Session: Data-Driven Decision and Control
Chair: Guannan Qu
Cluster: Optimization For Data Science
Talk 1: Robustness in data-driven control: Requirement? An opportunity
Speaker: Laixi Shi
Abstract: Reinforcement learning (RL), which strives to learn desirable sequential decisions based on trial-and-error interactions with an unknown environment, has achieved remarkable success recently in a variety of domains including games and large language model alignment. While standard RL has been heavily investigated recently, a policy learned in an ideal, nominal environment might fail catastrophically when the deployed environment is subject to small changes in task objectives or adversarial perturbations, especially in high-stake applications such as robotics and clinical trials. This talk concerns the central issues of sample efficiency and model robustness in reinforcement learning (RL) to reduce the sim-to-real gap in practice. We adopt the framework of distributionally robust Markov decision processes (RMDPs), aimed at learning a policy that optimizes the worst-case performance when the deployed environment falls within a prescribed uncertainty set around the nominal MDP. Despite recent efforts, the sample complexity of RMDPs remained mostly unsettled regardless of the uncertainty set in use. It was unclear if distributional robustness bears any statistical consequences when benchmarked against standard RL. Somewhat surprisingly, our results uncover that RMDPs are not necessarily easier or harder to learn than standard MDPs. The statistical consequence incurred by the robustness requirement depends heavily on the size and shape of the uncertainty set. In addition, we break down the sample barrier of robust RL in offline setting by providing the first provable near-optimal algorithm for offline robust RL that can learn under simultaneous model uncertainty and limited historical datasets.

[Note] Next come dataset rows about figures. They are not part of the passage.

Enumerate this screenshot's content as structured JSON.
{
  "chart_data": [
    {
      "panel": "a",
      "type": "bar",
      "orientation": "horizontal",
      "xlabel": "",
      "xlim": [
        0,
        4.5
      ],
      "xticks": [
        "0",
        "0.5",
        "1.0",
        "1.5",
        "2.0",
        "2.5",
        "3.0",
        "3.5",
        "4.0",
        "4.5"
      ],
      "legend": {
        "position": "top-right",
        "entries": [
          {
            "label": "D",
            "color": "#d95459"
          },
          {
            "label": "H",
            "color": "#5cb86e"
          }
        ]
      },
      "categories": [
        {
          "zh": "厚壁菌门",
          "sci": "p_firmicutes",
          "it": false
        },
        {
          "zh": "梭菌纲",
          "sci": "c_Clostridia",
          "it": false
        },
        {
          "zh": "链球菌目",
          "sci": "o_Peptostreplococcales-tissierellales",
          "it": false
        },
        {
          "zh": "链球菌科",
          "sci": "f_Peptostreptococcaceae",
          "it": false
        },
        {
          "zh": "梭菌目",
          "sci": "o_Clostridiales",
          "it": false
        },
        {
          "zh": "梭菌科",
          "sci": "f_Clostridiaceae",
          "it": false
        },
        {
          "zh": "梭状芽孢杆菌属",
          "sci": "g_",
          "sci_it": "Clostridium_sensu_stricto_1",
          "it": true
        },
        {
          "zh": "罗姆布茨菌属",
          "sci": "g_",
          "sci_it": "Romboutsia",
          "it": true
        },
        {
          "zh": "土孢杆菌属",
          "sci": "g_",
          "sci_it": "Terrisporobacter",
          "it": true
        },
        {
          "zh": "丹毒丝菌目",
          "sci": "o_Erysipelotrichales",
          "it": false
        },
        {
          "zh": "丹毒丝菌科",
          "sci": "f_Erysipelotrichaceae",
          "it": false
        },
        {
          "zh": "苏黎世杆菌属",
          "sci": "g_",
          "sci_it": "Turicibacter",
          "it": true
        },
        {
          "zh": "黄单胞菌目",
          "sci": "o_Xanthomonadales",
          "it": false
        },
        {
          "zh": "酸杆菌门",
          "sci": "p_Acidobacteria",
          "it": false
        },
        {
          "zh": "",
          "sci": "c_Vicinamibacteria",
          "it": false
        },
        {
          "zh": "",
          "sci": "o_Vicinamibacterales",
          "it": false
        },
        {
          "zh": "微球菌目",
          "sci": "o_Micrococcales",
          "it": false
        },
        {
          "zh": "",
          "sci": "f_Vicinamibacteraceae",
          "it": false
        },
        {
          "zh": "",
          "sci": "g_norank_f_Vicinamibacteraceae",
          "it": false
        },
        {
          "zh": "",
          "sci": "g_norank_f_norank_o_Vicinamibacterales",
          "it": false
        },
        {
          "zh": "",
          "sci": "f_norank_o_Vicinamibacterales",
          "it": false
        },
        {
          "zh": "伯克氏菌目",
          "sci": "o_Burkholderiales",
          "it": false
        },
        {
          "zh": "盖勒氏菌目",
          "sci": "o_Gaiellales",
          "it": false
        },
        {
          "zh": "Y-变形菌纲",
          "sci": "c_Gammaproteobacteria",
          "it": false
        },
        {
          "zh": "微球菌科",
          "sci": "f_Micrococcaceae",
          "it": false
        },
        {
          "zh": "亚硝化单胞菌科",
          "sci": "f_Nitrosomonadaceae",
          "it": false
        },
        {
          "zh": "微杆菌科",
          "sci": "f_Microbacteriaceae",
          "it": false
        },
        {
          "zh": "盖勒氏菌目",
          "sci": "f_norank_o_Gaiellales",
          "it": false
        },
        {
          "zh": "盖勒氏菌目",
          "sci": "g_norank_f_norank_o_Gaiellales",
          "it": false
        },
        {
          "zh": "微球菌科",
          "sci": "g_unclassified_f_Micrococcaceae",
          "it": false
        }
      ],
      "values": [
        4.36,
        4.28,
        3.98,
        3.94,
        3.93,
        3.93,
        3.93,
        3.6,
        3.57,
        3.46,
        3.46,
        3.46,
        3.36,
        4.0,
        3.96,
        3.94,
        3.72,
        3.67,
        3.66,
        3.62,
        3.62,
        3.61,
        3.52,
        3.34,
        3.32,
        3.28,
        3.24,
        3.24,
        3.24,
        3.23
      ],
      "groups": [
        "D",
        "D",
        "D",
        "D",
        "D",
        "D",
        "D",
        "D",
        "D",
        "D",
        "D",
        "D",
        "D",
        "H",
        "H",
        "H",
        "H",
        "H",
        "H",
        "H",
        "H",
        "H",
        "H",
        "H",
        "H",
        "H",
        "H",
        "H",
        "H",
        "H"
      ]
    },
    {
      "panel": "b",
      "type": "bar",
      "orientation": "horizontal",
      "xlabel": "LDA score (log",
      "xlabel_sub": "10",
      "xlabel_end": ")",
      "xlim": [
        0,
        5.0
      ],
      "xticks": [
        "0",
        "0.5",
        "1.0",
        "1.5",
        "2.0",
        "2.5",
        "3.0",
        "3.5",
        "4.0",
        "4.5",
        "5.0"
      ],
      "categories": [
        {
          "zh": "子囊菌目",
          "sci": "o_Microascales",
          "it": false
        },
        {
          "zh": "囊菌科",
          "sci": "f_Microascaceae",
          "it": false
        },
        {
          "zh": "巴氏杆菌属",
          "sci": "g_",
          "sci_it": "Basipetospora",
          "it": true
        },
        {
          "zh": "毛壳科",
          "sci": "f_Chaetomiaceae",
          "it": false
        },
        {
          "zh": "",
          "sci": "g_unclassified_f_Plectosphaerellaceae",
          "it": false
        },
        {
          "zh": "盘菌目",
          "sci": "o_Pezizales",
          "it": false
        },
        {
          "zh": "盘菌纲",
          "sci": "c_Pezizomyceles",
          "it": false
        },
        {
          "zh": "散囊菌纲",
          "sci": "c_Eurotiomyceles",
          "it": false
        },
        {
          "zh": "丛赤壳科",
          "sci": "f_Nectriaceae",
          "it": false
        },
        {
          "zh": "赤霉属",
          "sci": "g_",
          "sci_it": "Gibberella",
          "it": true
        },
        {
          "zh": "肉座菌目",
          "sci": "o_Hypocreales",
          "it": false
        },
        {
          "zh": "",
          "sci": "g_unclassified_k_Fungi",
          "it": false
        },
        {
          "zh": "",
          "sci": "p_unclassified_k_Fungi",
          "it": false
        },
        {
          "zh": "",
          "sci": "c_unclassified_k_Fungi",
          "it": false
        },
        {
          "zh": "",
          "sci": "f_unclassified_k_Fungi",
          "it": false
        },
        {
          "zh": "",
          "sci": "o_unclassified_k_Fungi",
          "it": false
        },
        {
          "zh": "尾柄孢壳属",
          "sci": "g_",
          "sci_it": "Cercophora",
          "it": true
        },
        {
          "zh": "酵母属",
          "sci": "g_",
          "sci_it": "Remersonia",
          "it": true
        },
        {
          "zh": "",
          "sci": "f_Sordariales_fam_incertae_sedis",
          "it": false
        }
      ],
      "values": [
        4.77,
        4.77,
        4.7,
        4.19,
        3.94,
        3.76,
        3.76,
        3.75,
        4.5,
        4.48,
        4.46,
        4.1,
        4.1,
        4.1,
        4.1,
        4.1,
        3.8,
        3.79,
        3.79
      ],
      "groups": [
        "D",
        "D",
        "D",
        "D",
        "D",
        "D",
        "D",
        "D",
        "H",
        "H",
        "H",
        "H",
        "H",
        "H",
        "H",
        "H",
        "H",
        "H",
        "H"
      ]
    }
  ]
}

Talk 2: Learning and Control in Countable State Spaces
Speaker: Rayadurgam Srikant
Abstract: We will consider policy optimization methods in reinforcement learning where the state space is countably infinite. The motivation arises from control problems in communication networks and matching markets. Specifically, we consider the popular Natural Policy Gradient (NPG) algorithm, which has been studied in the past only under the assumptions that the cost is bounded and the state space is finite, neither of which holds for the aforementioned control problems. Assuming a Lyapunov drift condition, which is naturally satisfied in some cases and can be satisfied in other cases at a small cost in performance, we design a state-dependent step-size rule which dramatically improves the performance of NPG for our intended applications. In addition to experimentally verifying the performance improvement, we also theoretically show that the iteration complexity of NPG can be made independent of the size of the state space. The key analytical tool we use is the connection between NPG stepsizes and the solution to Poisson’s equation. In particular, we provide policy-independent bounds on the solution to Poisson’s equation, which are then used to guide the choice of NPG stepsizes.
Talk 3: Distributionally Robust Control via Optimal Transport
Speaker: Liviu Aolaritei
Abstract: In this talk I will challenge the standard uncertainty models, i.e., robust (norm-bounded) and stochastic (one fixed distribution, e.g., Gaussian), and propose to model uncertainty in dynamical systems via Optimal Transport (OT) ambiguity sets. I will then show that OT ambiguity sets are analytically tractable: they propagate easily and intuitively through linear and nonlinear (possibly corrupted by noise) maps, and the result of the propagation is again an OT ambiguity set or can be tightly upper bounded by one. In the context of dynamical systems, this allows to consider multiple sources of uncertainty (e.g., initial condition, additive noise, multiplicative noise) and to capture in closed-form, via an OT ambiguity set, the resulting uncertainty in the state at any future time. The resulting OT ambiguity sets are also computationally tractable, and can be directly employed in various distributionally robust control formulations that can optimally trade between safety and performance.